A written promise to pay.  The note may carry interest depending on the agreement between the two parties.  A promissory note can be NEGOTIABLE INSTRUMENT and transferred to a third party.  At this point, the issuer now owes the third party instead of the original debtor.  

A Promissory Note can be called at any time by the current owner of the note (debtor).  The security of the note is only as good as the creditworthiness of the issuer. 

For instance, the check you write to the handyman is a promissory note and the amount promised is due to the handyman upon presentation at your bank.  Should he endorse the check over to his brother, then the obligation is now due to the handyman's brother.  If you have a good credit standing at your bank, then it is possible that should your account be short of the full sum due when the handyman's brother shows up to claim his funds, the bank will cover the balance on your behalf.  Now you owe the bank.  This is banking in its most basic form, and all other banking processes are built on this foundation.

Examples of Promissory Notes (also simply called "notes") are: Bank Note, collateral note, credit instrument,  and time note. 

Scam:

Having discovered through conversation that you are in possession of one or more promissory notes, a financial swindler will attempt to persuade you to assign the notes over to him, either directly or through a Limited Power of Attorney.  The given incentive is that the swindler will borrow against the note and then enter the borrowed funds into a HIGH-YIELD INVESTMENT PROGRAM.  The explanation given is that proceeds from the investment will more than pay back the loan within a few days or weeks, leaving you with a significant profit.  The swindler will more often than not state that this can be accomplished over and over again, using the same note.

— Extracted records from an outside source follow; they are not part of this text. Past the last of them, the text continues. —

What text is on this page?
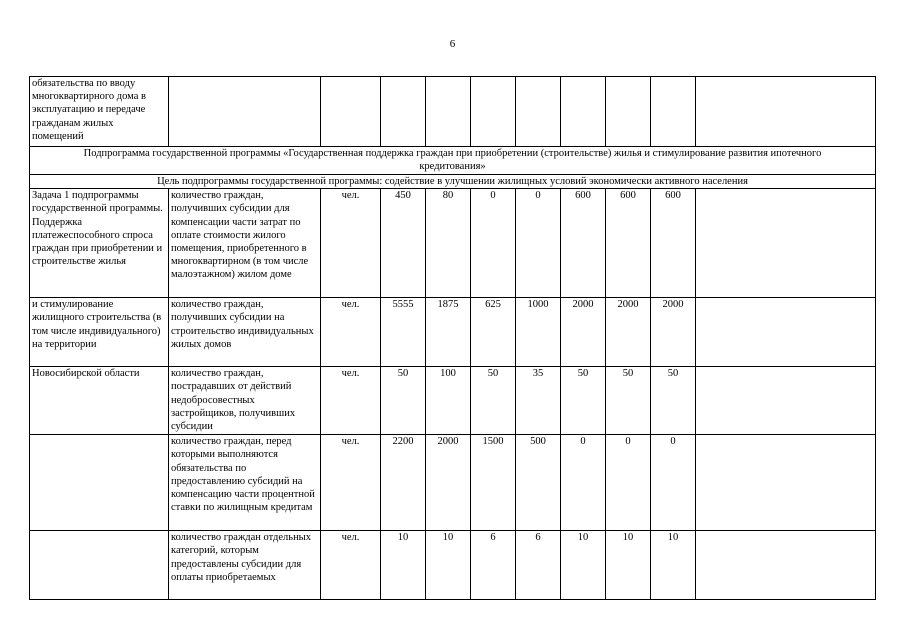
6
обязательства по вводу многоквартирного дома в эксплуатацию и передаче гражданам жилых помещений										
Подпрограмма государственной программы «Государственная поддержка граждан при приобретении (строительстве) жилья и стимулирование развития ипотечного кредитования»										
Цель подпрограммы государственной программы: содействие в улучшении жилищных условий экономически активного населения										

Задача 1 подпрограммы государственной программы. Поддержка платежеспособного спроса граждан при приобретении и строительстве жилья	количество граждан, получивших субсидии для компенсации части затрат по оплате стоимости жилого помещения, приобретенного в многоквартирном (в том числе малоэтажном) жилом доме	чел.	450	80	0	0	600	600	600	
и стимулирование жилищного строительства (в том числе индивидуального) на территории	количество граждан, получивших субсидии на строительство индивидуальных жилых домов	чел.	5555	1875	625	1000	2000	2000	2000	
Новосибирской области	количество граждан, пострадавших от действий недобросовестных застройщиков, получивших субсидии	чел.	50	100	50	35	50	50	50	
	количество граждан, перед которыми выполняются обязательства по предоставлению субсидий на компенсацию части процентной ставки по жилищным кредитам	чел.	2200	2000	1500	500	0	0	0	
	количество граждан отдельных категорий, которым предоставлены субсидии для оплаты приобретаемых	чел.	10	10	6	6	10	10	10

What really happens is that the swindler borrows against the note and disappears with the funds leaving you to repay the loan.  Depending on the wording of the Limited Power of Attorney, the swindler may have the option of merely cashing the note and disappearing over the hill.  

In either case, because the note has been legally signed over to the swindler or assigned to the swindler through Limited Power of Attorney, there is no recourse through the banking system.  The only recourse available is through law enforcement since you were persuaded into a course of action based on a false premise.